Enter Monsters: A Field Guide to Blood-Thirsty Beasts, a glossy 200 page handbook which - according to an introduction written by Abraham Van Helsing in 1898 - "could save your life".  The publisher's information inside the book states that it was first published in 2004, so I'm slightly confused as to what occurred in the 106 years between the fictional character's foreword and the publication of the book.  I mean, there were generations of potential monster victims in that time span - I sure hope that they had something like this to help them out.
After the introductions and some brief instructions - including a tutorial on "Monster Behavior" and some information on the classification and location of these creatures - the book is broken up into several sections that segregate a horde of cinematic terrors into "classes" of sort.  I guess that authors Dave Elliott, C.J. Henderson, R. Allen Leider didn't want to get all the monsters mixed up, so they've broken things up in to categories like "Mutated Lizards, Fish and Dinosaurs", "Monster Men", "Manufactured Monsters", and even "Mutated Vegetables".  Each section offers a wide variety of creatures and villains that spans the history of film (and television, briefly), most of which receive a full page of the book that focuses on their traits and how us humans can deal with them.
With only part of a page available due to the large images, the authors keep their commentary on each creature brief, yet still cover a bit of information.  There's a "tale of the tape" on each page, which breaks down things like the monster's size, habitat, intelligence (via a 1-5 brain rating scale), and film of origin.  The location and size are also illustrated in diagrams on the page, which are summed up in other sections of the book.  The text includes a description of the monster and comments on four key traits - Behavior, Lethality, Weaknesses, and Powers.  Though the book is less thorough than many online bloggers (this is where I could shamelessly plug my own budding "So You Want To Be a Monster?" series), it provides a nice introduction that should help less experienced viewers to find some horror classics.
It should be noted that the book is not all horror either, as villains from many sci-fi classics and even a few comedies (including the really weird inclusion of 2000's The Little Vampire, which was released near the end of the Jonathan Lipnicki craze of the late '90s).  It's interesting to see these characters included next to some of the classic horror and sci-fi stars we're used to reading about, yet the book still seems to miss a few rather important fellas.  I'm not gonna name names, but let's just say that there's a certain amorphous pink killer from outer space who showed up in 1958 and terrorized Steve McQueen and who has become very near and dear to me who DOESN'T appear in the book.  Yeah.  I know.  Sadness.
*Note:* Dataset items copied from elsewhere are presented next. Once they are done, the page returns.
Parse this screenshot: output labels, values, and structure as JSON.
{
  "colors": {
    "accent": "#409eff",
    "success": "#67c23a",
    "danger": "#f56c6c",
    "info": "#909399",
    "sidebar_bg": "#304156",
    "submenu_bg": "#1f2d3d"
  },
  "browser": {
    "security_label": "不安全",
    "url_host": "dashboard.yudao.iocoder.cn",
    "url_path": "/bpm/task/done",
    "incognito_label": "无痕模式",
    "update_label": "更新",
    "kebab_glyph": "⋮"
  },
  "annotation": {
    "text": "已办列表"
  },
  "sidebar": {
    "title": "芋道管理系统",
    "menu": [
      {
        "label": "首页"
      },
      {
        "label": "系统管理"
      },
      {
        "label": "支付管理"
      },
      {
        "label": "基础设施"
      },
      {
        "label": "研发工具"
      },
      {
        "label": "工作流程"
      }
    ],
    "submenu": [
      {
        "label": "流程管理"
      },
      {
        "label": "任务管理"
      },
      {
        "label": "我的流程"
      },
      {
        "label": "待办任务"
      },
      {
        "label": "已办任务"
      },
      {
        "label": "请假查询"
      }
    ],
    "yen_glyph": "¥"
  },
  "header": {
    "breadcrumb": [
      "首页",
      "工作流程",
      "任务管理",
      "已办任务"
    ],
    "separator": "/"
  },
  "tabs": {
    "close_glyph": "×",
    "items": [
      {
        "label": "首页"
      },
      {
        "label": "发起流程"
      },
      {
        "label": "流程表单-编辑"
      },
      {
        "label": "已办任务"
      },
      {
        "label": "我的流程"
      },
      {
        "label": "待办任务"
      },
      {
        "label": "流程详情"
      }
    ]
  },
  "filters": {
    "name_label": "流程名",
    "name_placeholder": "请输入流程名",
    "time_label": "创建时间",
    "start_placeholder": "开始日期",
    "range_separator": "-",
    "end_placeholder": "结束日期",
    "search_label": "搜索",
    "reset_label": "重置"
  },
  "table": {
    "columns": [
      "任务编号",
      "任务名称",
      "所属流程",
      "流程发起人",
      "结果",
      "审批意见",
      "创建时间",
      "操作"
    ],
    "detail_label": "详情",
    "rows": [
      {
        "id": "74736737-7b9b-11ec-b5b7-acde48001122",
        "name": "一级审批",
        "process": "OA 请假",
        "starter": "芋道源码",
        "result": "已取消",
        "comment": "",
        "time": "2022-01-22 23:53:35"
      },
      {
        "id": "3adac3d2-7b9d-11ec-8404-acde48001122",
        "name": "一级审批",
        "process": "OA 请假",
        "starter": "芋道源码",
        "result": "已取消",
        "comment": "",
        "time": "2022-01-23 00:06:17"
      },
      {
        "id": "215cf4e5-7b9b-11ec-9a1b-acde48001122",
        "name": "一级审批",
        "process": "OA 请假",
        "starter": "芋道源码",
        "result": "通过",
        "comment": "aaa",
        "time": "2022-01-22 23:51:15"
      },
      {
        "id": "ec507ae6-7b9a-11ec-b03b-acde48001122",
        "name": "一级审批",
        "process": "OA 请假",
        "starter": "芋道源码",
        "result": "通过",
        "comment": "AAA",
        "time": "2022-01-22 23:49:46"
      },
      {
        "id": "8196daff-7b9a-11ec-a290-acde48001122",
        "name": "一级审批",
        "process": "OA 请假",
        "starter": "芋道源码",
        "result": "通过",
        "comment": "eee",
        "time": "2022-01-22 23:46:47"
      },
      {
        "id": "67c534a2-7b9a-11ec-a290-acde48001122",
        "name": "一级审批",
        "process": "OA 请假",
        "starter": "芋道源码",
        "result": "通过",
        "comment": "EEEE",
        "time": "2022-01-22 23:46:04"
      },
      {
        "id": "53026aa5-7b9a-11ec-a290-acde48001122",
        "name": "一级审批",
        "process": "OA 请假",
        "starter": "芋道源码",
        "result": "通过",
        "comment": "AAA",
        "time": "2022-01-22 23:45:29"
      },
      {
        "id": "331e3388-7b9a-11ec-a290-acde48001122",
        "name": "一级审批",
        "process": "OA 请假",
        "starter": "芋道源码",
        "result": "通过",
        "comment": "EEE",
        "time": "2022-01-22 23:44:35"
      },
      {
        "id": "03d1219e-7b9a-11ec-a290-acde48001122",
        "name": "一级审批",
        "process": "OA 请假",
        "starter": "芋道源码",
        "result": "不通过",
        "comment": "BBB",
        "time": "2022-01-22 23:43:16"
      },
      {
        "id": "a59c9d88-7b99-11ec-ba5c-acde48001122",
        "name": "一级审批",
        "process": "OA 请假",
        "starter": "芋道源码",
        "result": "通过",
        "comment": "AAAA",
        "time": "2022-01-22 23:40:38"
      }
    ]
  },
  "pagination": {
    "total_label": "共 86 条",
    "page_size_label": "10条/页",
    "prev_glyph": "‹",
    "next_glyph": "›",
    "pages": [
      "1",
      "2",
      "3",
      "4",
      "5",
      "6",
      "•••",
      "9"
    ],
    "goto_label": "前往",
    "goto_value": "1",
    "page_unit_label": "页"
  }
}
This field guide definitely proves it's not the most in depth resource for potential opponents of monsters out there - I gotta believe there's a full Oxford Dictionary sized reference book out there somewhere that really gets down to the nitty gritty of things - but it's a fun little "pocket guide" of sorts.  Full-time horror fans might not learn much new from it, but the well-designed and visually appealing book is at least good for those who want to learn a little more about monster cinema.  I've had the book - which I found on one of those tables at Borders where they put the marked down books they don't want any more - for over a year, and it's still good for a couple of reminders of movies I love or movies I meant to see every once in a while.
This book may have been a life saver in Professor Van Helsing's day, but today's horror fan has a lot of other resources at their fingertips too.  I'm not sure I'd trust my life to the book, but it's still a fun little horror handbook that's well designed and provides some good lauhghs.  If I ever run into Godzilla or Dracula or The Grim Reaper (as played by Bill Sadler in Bill & Ted's Bogus Journey), at least it won't take me long to read up on them.  If you want that comfort - or if you know someone who could use the help - it's a super cheap pickup on Amazon.  If the good professor is right, it's a solid investment in your future.